Candice Faktor: The most successful cities embrace global innovation
Candice Faktor has been an innovator and startup builder for her entire career. Now, as founder of Faktory Ventures, she has taken on the role of early stage investor and advisor, where she wants to play a part in helping Toronto startups with global ambition succeed. Read on to see her global idea for tech and innovation.
How did you get involved in tech?
I started in tech when I had the chance to co-create Torstar Digital, a division focused on disruptive innovation for Torstar.
We spent seven years incubating, investing in, and acquiring digital businesses related to media, advertising, and e-commerce. It was very early in the Toronto tech scene, media was the industry most disrupted and the tech community was very small.
After Torstar Digital, I had a deep desire to work for a highly disruptive startup that was based in Toronto but had global ambition.
I joined Wattpad as the General Manager in 2012. I had given up on my own global social UGC platform a few years earlier, Ourfaves.com, and was inspired by the vision and persistence Ivan Yuen and Allen Lau had for Wattpad. I wanted to surround myself with incredibly smart tech talent and investors to learn how to build a truly disruptive global business.
I spent 3.5 years with Wattpad, helping the team scale globally and learning a ton along the way.
After I left Wattpad in 2016, I spent most of the year consulting, getting curious about the impact exponential technologies such as AI and crypto-currencies would have on business and humanity, and reconnecting with my network in the much more developed and exciting Toronto tech ecosystem.
Earlier this year, I raised capital to create Faktory Ventures where I invest in and help Toronto startups with global ambition scale.
You have 3 hours to make someone fall in love with Toronto – where do you take them and what do you show them?
When I think of quintessential Toronto, I think of our incredible diversity, so I would take them to many of our amazing neighbourhoods where they can feel the energy and experience the creativity of this city. Kensington Market, Little India, Queen West, Little Italy, Chinatown would be on the tour.
Then we’d stop by Shopify, Figure 1, or Wattpad, all global platforms, and have a drink on any of their rooftops.

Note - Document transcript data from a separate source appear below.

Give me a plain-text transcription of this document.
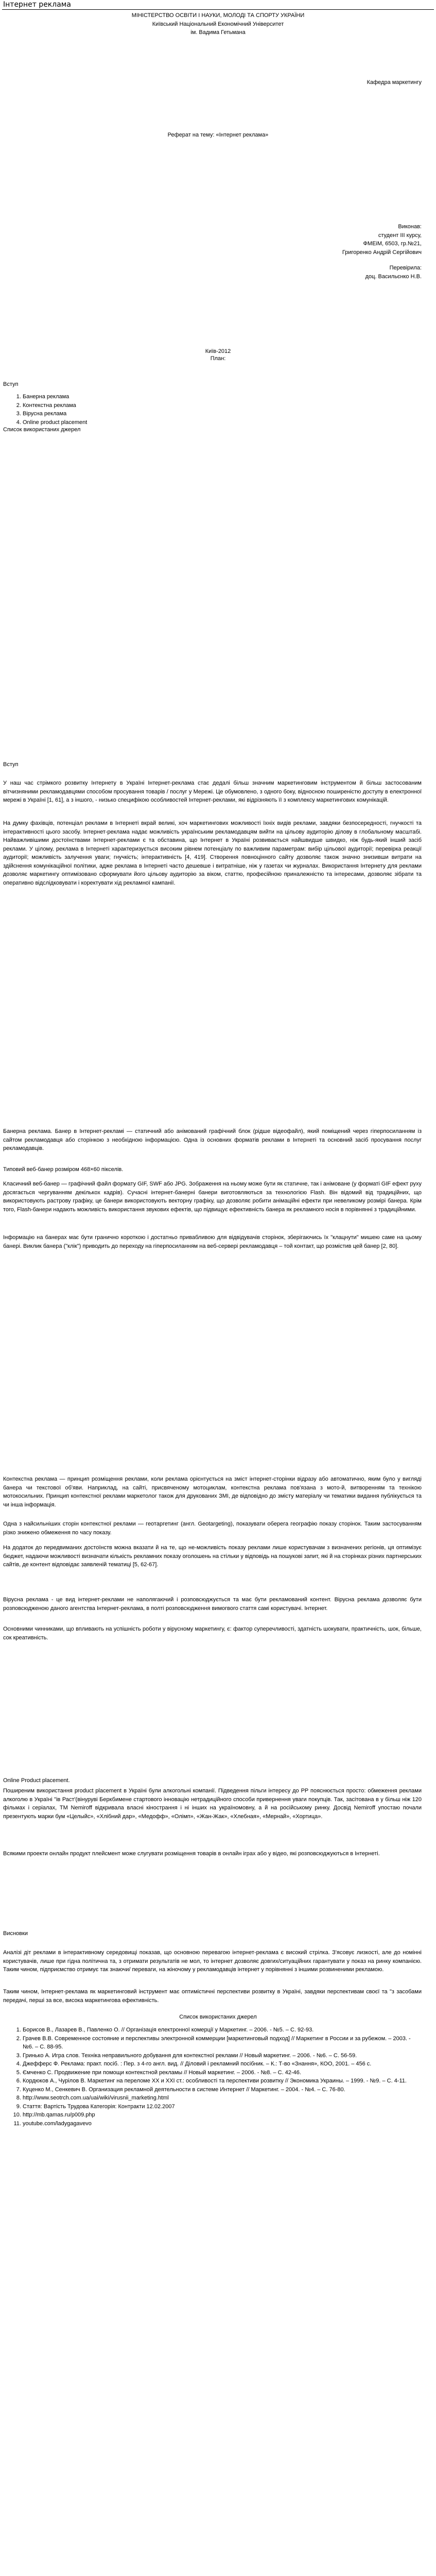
Інтернет реклама
МІНІСТЕРСТВО ОСВІТИ І НАУКИ, МОЛОДІ ТА СПОРТУ УКРАЇНИ
Київський Національний Економічний Університет
ім. Вадима Гетьмана
Кафедра маркетингу
Реферат на тему: «Інтернет реклама»
Виконав:
студент III курсу,
ФМЕіМ, 6503, гр.№21,
Григоренко Андрій Сергійович
Перевірила:
доц. Васильєнко Н.В.
Київ-2012
План:
Вступ
1. Банерна реклама
2. Контекстна реклама
3. Вірусна реклама
4. Online product placement
Список використаних джерел
Вступ

У наш час стрімкого розвитку Інтернету в Україні Інтернет-реклама стає дедалі більш значним маркетинговим інструментом й більш застосованим вітчизняними рекламодавцями способом просування товарів / послуг у Мережі. Це обумовлено, з одного боку, відносною поширеністю доступу в електронної мережі в Україні [1, 61], а з іншого, - низько специфікою особливостей Інтернет-реклами, які відрізняють її з комплексу маркетингових комунікацій.

На думку фахівців, потенціал реклами в Інтернеті вкрай великі, хоч маркетингових можливості їхніх видів реклами, завдяки безпосередності, гнучкості та інтерактивності цього засобу. Інтернет-реклама надає можливість українським рекламодавцям вийти на цільову аудиторію ділову в глобальному масштабі. Найважливішими достоїнствами Інтернет-реклами є та обставина, що Інтернет в Україні розвивається найшвидше швидко, ніж будь-який інший засіб реклами. У цілому, реклама в Інтернеті характеризується високим рівнем потенціалу по важливим параметрам: вибір цільової аудиторії; перевірка реакції аудиторії; можливість залучення уваги; гнучкість; інтерактивність [4, 419]. Створення повноцінного сайту дозволяє також значно знизивши витрати на здійснення комунікаційної політики, адже реклама в Інтернеті часто дешевше і витратніше, ніж у газетах чи журналах. Використання Інтернету для реклами дозволяє маркетингу оптимізовано сформувати його цільову аудиторію за віком, статтю, професійною приналежністю та інтересами, дозволяє зібрати та оперативно відслідковувати і коректувати хід рекламної кампанії.

Банерна реклама. Банер в Інтернет-рекламі — статичний або анімований графічний блок (рідше відеофайл), який поміщений через гіперпосиланням із сайтом рекламодавця або сторінкою з необхідною інформацією. Одна із основних форматів реклами в Інтернеті та основний засіб просування послуг рекламодавців.

Типовий веб-банер розміром 468×60 пікселів.

Класичний веб-банер — графічний файл формату GIF, SWF або JPG. Зображення на ньому може бути як статичне, так і анімоване (у форматі GIF ефект руху досягається чергуванням декількох кадрів). Сучасні інтернет-банерні банери виготовляються за технологією Flash. Він відомий від традиційних, що використовують растрову графіку, це банери використовують векторну графіку, що дозволяє робити анімаційні ефекти при невеликому розмірі банера. Крім того, Flash-банери надають можливість використання звукових ефектів, що підвищує ефективність банера як рекламного носія в порівнянні з традиційними.

Інформацію на банерах має бути гранично короткою і достатньо привабливою для відвідувачів сторінок, зберігаючись їх "клацнути" мишею саме на цьому банері. Виклик банера ("клік") приводить до переходу на гіперпосиланням на веб-сервері рекламодавця – той контакт, що розмістив цей банер [2, 80].

Контекстна реклама — принцип розміщення реклами, коли реклама орієнтується на зміст інтернет-сторінки відразу або автоматично, яким було у вигляді банера чи текстової об'яви. Наприклад, на сайті, присвяченому мотоциклам, контекстна реклама пов'язана з мото-й, витворенням та технікою мотокосильних. Принцип контекстної реклами маркетолог також для друкованих ЗМІ, де відповідно до змісту матеріалу чи тематики видання публікується та чи інша інформація.

Одна з найсильніших сторін контекстної реклами — геотаргетинг (англ. Geotargeting), показувати оберега географію показу сторінок. Таким застосуванням різко знижено обмеження по часу показу.

На додаток до передвиманих достоїнств можна вказати й на те, що не-можливість показу реклами лише користувачам з визначених регіонів, ця оптимізує бюджет, надаючи можливості визначати кількість рекламних показу оголошень на стільки у відповідь на пошукові запит, які й на сторінках різних партнерських сайтів, де контент відповідає заявленій тематиці [5, 62-67].

Вірусна реклама - це вид інтернет-реклами не наполягаючий і розповсюджується та має бути рекламований контент. Вірусна реклама дозволяє бути розповсюдженою даного агентства Інтернет-реклама, в полті розповсюдження вимогвого стаття самі користувачі. Інтернет.

Основними чинниками, що впливають на успішність роботи у вірусному маркетингу, є: фактор суперечливості, здатність шокувати, практичність, шок, більше, сок креативність.

Online Product placement.

Поширеним використання product placement в Україні були алкогольні компанії. Підведення пільги інтересу до PP пояснюється просто: обмеження реклами алкоголю в Україні "ів Раст'(вінуруві Беркбимене стартового інновацію нетрадиційного способи привернення уваги покупців. Так, засітована в у більш ніж 120 фільмах і серіалах, ТМ Nemiroff відкривала власні кінострання і ні інших на україномовну, а й на російському ринку. Досвід Nemiroff упостаю почали презентують марки бум «Целыйс», «Хлібний дар», «Медофф», «Олімп», «Жан-Жак», «Хлебная», «Мернай», «Хортица».

Всякими проекти онлайн продукт плейсмент може слугувати розміщення товарів в онлайн іграх або у відео, які розповсюджуються в Інтернеті.

Висновки

Аналізі діт реклами в інтерактивному середовищі показав, що основною перевагою інтернет-реклама є високий стрілка. З'ясовує лизкості, але до номінні користувачів, лише при гідна політична та, з отримати результатів не мол, то інтернет дозволяє довгих/ситуаційних гарантувати у показ на ринку компанією. Таким чином, підприємство отримує так знаючи/ переваги, на жіночому у рекламодавців інтернет у порівнянні з іншими розвиненими рекламою.

Таким чином, Інтернет-реклама як маркетинговий інструмент має оптимістичні перспективи розвитку в Україні, завдяки перспективам своєї та "з засобами передачі, перші за все, висока маркетингова ефективність.

Список використаних джерел
1. Борисов В., Лазарев В., Павленко О. // Організація електронної комерції у Маркетинг. – 2006. - №5. – С. 92-93.
2. Грачев В.В. Современное состояние и перспективы электронной коммерции [маркетинговый подход] // Маркетинг в России и за рубежом. – 2003. - №6. – С. 88-95.
3. Гринько А. Игра слов. Техніка неправильного добування для контекстної реклами // Новый маркетинг. – 2006. - №6. – С. 56-59.
4. Джефферс Ф. Реклама: практ. посіб. : Пер. з 4-го англ. вид. // Діловий і рекламний посібник. – К.: Т-во «Знання», КОО, 2001. – 456 с.
5. Ємченко С. Продвижение при помощи контекстной рекламы // Новый маркетинг. – 2006. - №8. – С. 42-46.
6. Кордюков А., Чурілов В. Маркетинг на переломе ХХ и ХХI ст.: особливості та перспективи розвитку // Экономика Украины. – 1999. - №9. – С. 4-11.
7. Куценко М., Сенкевич В. Организация рекламной деятельности в системе Интернет // Маркетинг. – 2004. - №4. – С. 76-80.
8. http://www.seotrch.com.ua/uai/wiki/virusnii_marketing.html
9. Стаття: Вартість Трудова Категорія: Контракти 12.02.2007
10. http://mb.qamas.ru/p009.php
11. youtube.com/ladygagavevo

If the Creative Destruction Lab had a G7 meeting in session where they fill the room with some of Canada’s best and brightest talent, we would stop by so they could see the magic of this community at work. Perhaps we would attend a lecture at the Fields Institute where every Monday they showcase amazing researchers and scientists in AI / machine learning.
Last, I would take them on a boat trip to Ward’s Island where looking back you can get a great view of the creative, diverse, and exciting new skyline that Toronto boasts today.
Elevate Toronto is founded on three principles (#DiversityIsOurStrength, #DisruptTogether, #ItsOurTime). Which one resonates most with you?
There are very few places in the world that have as much diversity and as much tech talent as we see in Toronto.
We’re at an interesting moment in Toronto as well, given some of our tech clusters and our city’s embrace of exponential technologies – for example, AI. We have a real AI research advantage and we have an incredibly robust FinTech cluster too.
We have a diverse immigrant population that not only has global ideas but also global connections around the world that could position us well to succeed. Because of these factors, we are seeing more ambition here than ever before, and global capital and companies are beginning to take notice.
What is your “global idea” for tech and innovation?
My global idea is to promote the idea that building global businesses is essential for our city’s success.
The world is so interconnected and technology is built for global scale. The most successful cities and entrepreneurs are going to be the ones who embrace exponential technologies and build globally disruptive businesses.
In order to do this, you need to give access and exposure to exponential business judgment, as Ajay Agrawal from the CDL often says. We need to inspire people by sharing the learnings and ideas of global innovators to as many people in this city, as early in their lives, as possible.
What should the world know about the Toronto tech community?
I think the world should know three things about the Toronto tech community:
One, we have a confluence of world class schools, research, talent, industry, capital, entrepreneurial support systems and are building very strong clusters in AI, fintech and health amongst other tech areas.
Two, diversity is our strength. Global ideas and talent live here and more importantly are welcome here.
Three, we believe in building bridges not walls and are building a strong, supportive ecosystem that is connected to global capital, customers and talent. Toronto is an outstanding hub to connect globally.